From the Mount Auburn Cemetery website:
“It has been recognized since Mount Auburn’s early decades that the Cemetery’s aesthetic richness, educational value, and historic significance are derived in large part from the remarkable tapestry formed by its diverse collection of monuments and burial markers carefully sited in the landscape. In the nineteenth century, the Cemetery and individual lot owners commissioned a vast array of public art: monuments, structures, and buildings. Visitors, therefore, experienced the site as an outdoor museum as well as a place of burial. Today, Mount Auburn continues its dual mission of active cemetery and cultural landscape by striving to inspire all who visit and commemorating the dead in a landscape of exceptional beauty. While the Friends of Mount Auburn Cemetery has long offered tours and programs to the public, in recent years we have further embraced our role as a cultural resource and have begun working with contemporary artists and art organizations to create original site-specific programming.

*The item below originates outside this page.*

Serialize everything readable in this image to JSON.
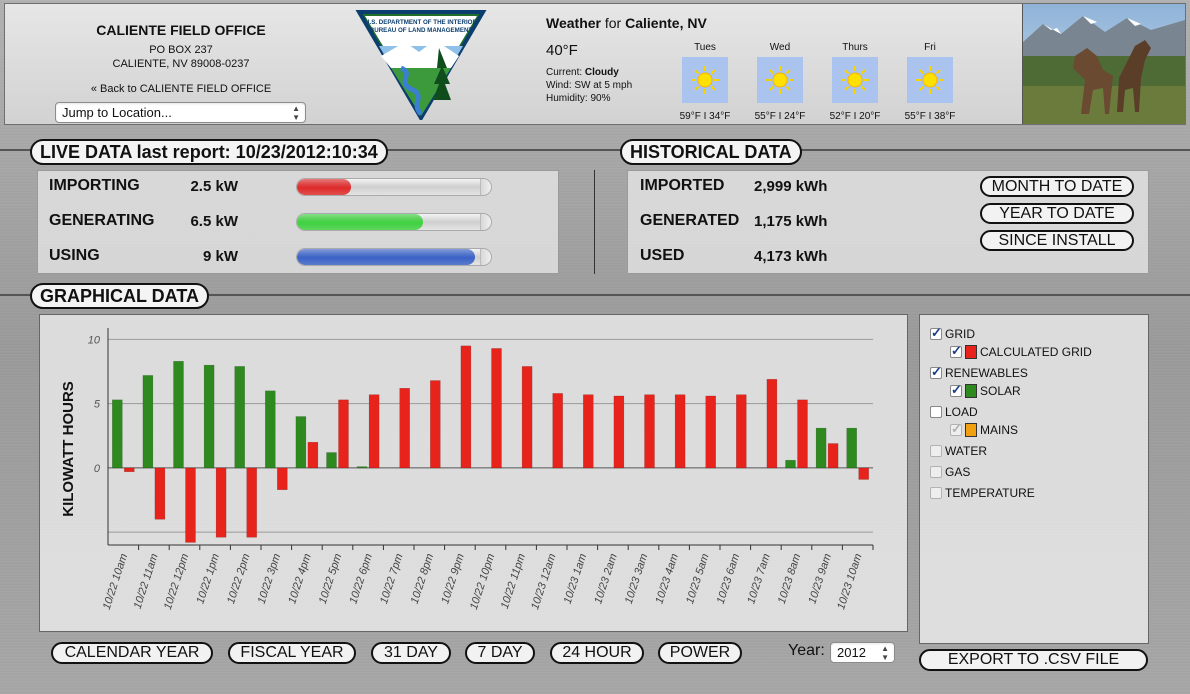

In 2014, Mount Auburn became the first cemetery in the United States to establish an artist residency program. Our two-year program supports the creation of new work by a contemporary artist inspired by his or her in-depth experience at the Cemetery. The resident artist is charged with creating works for visitors, drawn from their direct experience, that convey a fresh and innovative perspective of Mount Auburn. To date, we have awarded residencies to filmmaker Roberto Mighty (2014-2015), composer Mary Bichner (2016-2017), and playwright Patrick Gabridge (2018-2019). Currently we are delighted to be hosting visual artist Jesse Aron Green as the 2020-2012 Artist-in-Residence.”